Gigahertz measurement-device-independent quantum key distribution using directly modulated lasers

TL;DR

This paper presents a simplified, high-speed MDI-QKD system using directly modulated lasers, achieving significantly higher secure key rates and enhanced robustness, making quantum-secured communication more practical.

Contribution

Introduces a compact, gigahertz-rate MDI-QKD system with direct laser modulation, eliminating the need for complex spectral or phase feedback, and demonstrating improved secure key rates.

Findings

Secure key rate of 8 bps at 54 dB loss

Achieves 2 kbps in finite-size regime at 30 dB loss

System is simpler and more robust than previous designs

Abstract

Measurement-device-independent quantum key distribution (MDI-QKD) is a technique for quantum-secured communication that eliminates all detector side-channels, although is currently limited by implementation complexity and low secure key rates.
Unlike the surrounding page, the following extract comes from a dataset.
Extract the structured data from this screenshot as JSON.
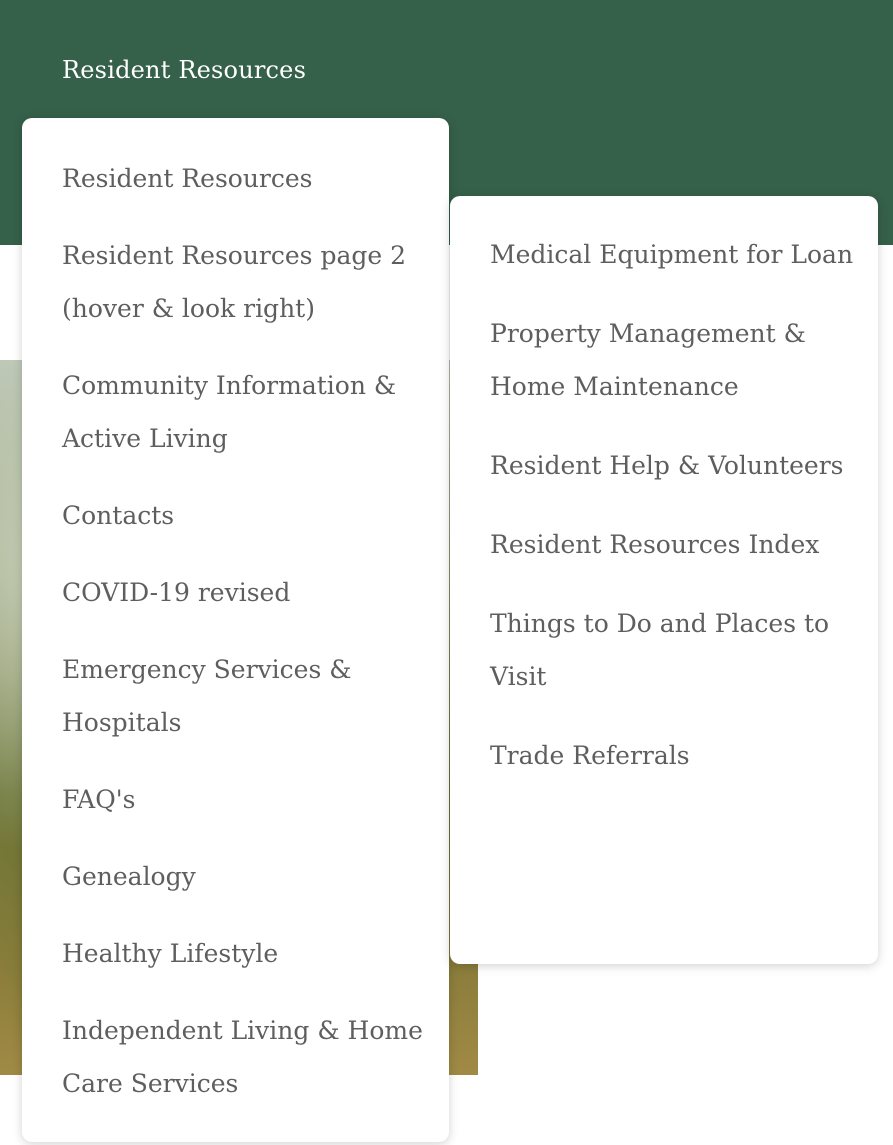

Here, we introduce a simple and compact MDI-QKD system design at gigahertz clock rates with enhanced resilience to laser fluctuations - thus enabling free-running semiconductor laser sources to be employed without spectral or phase feedback. This is achieved using direct laser modulation, carefully exploiting gain-switching and injection-locking laser dynamics to encode phase-modulated time-bin bits. Our design enables secure key rates that improve upon the state of the art by an order of magnitude, up to 8 bps at 54 dB channel loss and 2 kbps in the finite-size regime for 30 dB channel loss. This greatly simplified MDI-QKD system design and proof-of-principle demonstration shows that MDI-QKD is a practical, high-performance solution for future quantum communication networks.